In the palace soldiers and servants alike had already forgot Umballa. To them it was as if he had not existed. All in a few hours. There was, however, one man who did not forget. Upon a certain day Umballa had carelessly saved his life, and to his benefactor he was now determined to devote that life. This man was the majordomo, the chief servant in the king's household. It was not that he loved Umballa; rather that he owed Umballa a debt and resolved to pay it.

Two days later, when the fires were extinguished and the populace had settled back into its former habits, this majordomo betook himself to Umballa's house.

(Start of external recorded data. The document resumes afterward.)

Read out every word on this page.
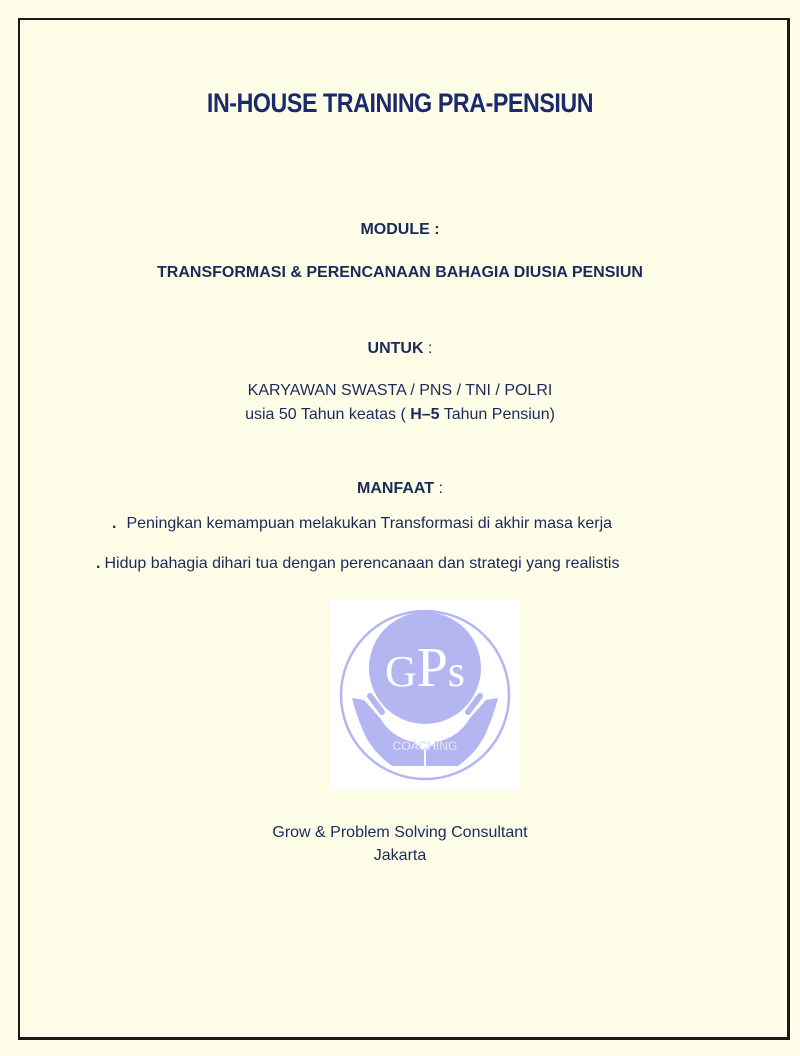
IN-HOUSE TRAINING PRA-PENSIUN
MODULE :
TRANSFORMASI & PERENCANAAN BAHAGIA DIUSIA PENSIUN
UNTUK :
KARYAWAN SWASTA / PNS / TNI / POLRI
usia 50 Tahun keatas ( H–5 Tahun Pensiun)
MANFAAT :
. Peningkan kemampuan melakukan Transformasi di akhir masa kerja
. Hidup bahagia dihari tua dengan perencanaan dan strategi yang realistis
GPs
COACHING
Grow & Problem Solving Consultant
Jakarta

It was well guarded, and by men who had never been close to Umballa, but had always belonged to the dissatisfied section, the frankly and openly mutinous section. No bribery was possible here; at least, nothing short of a fabulous sum of money would dislodge their loyalty to Ramabai, now the constitutional regent. No one could leave the house or enter it without scrutiny and question.

The servants and the women of the zenana remained undisturbed. Ramabai would have it so. Things had been put in order. There had not been much damage done by the looters on the day of the revolt. They had looked for treasure merely, and only an occasional bit of vandalism had marked their pathway.

On the pain of death no soldier might enter the house.

The majordomo was permitted to enter without question. He passed the guards humbly. But once inside, beyond observation, he became a different man. For in Umballa's house, as in Ramabai's, there were secret chambers, and to-day the majordomo entered one of them—through a panel concealed behind a hanging Ispahan rug.

On the night after the revolt, Umballa, sober and desperate, had slunk back disguised as a candy seller. The house was not guarded then; so he had no difficulty in gaining admittance. But he had to gain entrance through a window in the zenana. He would not trust either his servants, his slaves, or his chief eunuch. To the women of his own zenana he had always been carelessly kind, and women are least bribable of the two sexes.